Etching with some engraving, The Metropolitan Museum of Art, Accession Number: 1983.1027(8))

         The content of Plan of the City of Rome is evident from the title. It displays an urban side of Rome, with a map of buildings surrounding the Castel Sant’Angelo and a river. It can be assumed from the title that not all of these buildings were in existence during the time of the engraving, but the layout shown was an ideal. Regardless of the existence of these buildings, this depiction of them shows the incredible amount of thought that went into the layout of the city. This intellectual thought is manifested through architecture, including building and spatial design. This displays the industrialization of Rome, though it is on a much grander scale than Collaert’s depiction of a workshop.
The craft of this work is slightly different because it is a mixed media of an engraving with some etching.
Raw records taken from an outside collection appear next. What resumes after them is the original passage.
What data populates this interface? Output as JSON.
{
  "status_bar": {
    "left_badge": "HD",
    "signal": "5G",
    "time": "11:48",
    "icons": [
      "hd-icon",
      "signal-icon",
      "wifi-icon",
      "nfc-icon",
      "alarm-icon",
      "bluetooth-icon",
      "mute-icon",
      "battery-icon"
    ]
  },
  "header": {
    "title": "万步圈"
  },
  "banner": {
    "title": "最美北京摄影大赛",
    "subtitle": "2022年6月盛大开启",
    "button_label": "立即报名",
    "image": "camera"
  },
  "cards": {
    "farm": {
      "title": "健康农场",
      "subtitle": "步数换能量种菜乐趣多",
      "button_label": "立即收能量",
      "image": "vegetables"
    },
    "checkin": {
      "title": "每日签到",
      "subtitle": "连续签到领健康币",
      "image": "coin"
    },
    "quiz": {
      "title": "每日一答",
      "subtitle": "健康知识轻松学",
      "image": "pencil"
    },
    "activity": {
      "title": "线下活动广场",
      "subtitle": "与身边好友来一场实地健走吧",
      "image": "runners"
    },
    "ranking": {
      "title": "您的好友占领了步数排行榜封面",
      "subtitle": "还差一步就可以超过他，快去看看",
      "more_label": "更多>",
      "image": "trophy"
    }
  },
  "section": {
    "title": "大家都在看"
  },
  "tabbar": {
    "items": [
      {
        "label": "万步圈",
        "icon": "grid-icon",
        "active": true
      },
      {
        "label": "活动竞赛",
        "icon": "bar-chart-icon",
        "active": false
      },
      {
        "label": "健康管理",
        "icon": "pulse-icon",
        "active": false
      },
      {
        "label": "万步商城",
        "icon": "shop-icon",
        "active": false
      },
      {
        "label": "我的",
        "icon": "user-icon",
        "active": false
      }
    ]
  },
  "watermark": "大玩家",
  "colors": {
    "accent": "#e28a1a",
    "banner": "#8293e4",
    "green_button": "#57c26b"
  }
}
However, it still contains as much detail as the previous works. 

After George Frederic Watts, "The School of Legislation" in Lincoln's-Inn Hall (from the "Illustrated London News"  February 4, 1860

 Wood engraving, The Metropolitan Museum of Art, Accession Number: 2014.545.3)

This engraving depicts students in law school. They are shown on steps, and they seem to be concentrating on different activities such as writing, reading, and deep conversation. Many appear to be in deep thought. In the center of the image is what appears to be a royal couple with the queen resting on the king’s shoulder. She appears to be asleep, while he condescendingly gazes downward. The image of these law students is interesting because while they are at a place of higher learning, not all of them appear to be engaging in intellectual activities. To reflect back on Saint Jerome in His Study, this engraving appears to display a mix of spirituality and intellectuality, which is shown by the presence of a priest in the school.
The technical side of this engraving is slightly different because it is an engraving on wood, unlike the previously mentioned works.

Etienne Carteron, Blackwork Print with a Bezel Supporting Grotesques Above Three Smaller Bezels, from a Series of Blackwork Prints for Goldsmiths' Work, 1615

Blackwork engraving, The Metropolitan Museum of Art, Accession Number: 24.100.8

        This is a print that is a design for a goldsmith’s work. It is essentially a blueprint for an item that the goldsmith will create, or a design that the goldsmith will inscribe. This image isn’t as obviously intellectually based as some of the previous images. However, it shows the more artistic side of intellect. The goldsmith is an artistic craftsman, and his future work was planned with precision and attention to detail. Similar to the Plan of the City of Rome, there is a mathematical element that went into this design. The symmetry is incredible and it is doubtful that this was created without mathematical instruments such as rulers and protractors.
This print is a Blackwork engraving with a much different style than the other works. The design is mostly solid, instead of a larger image created from smaller markings. However, the intricate detail in this engraving is still present.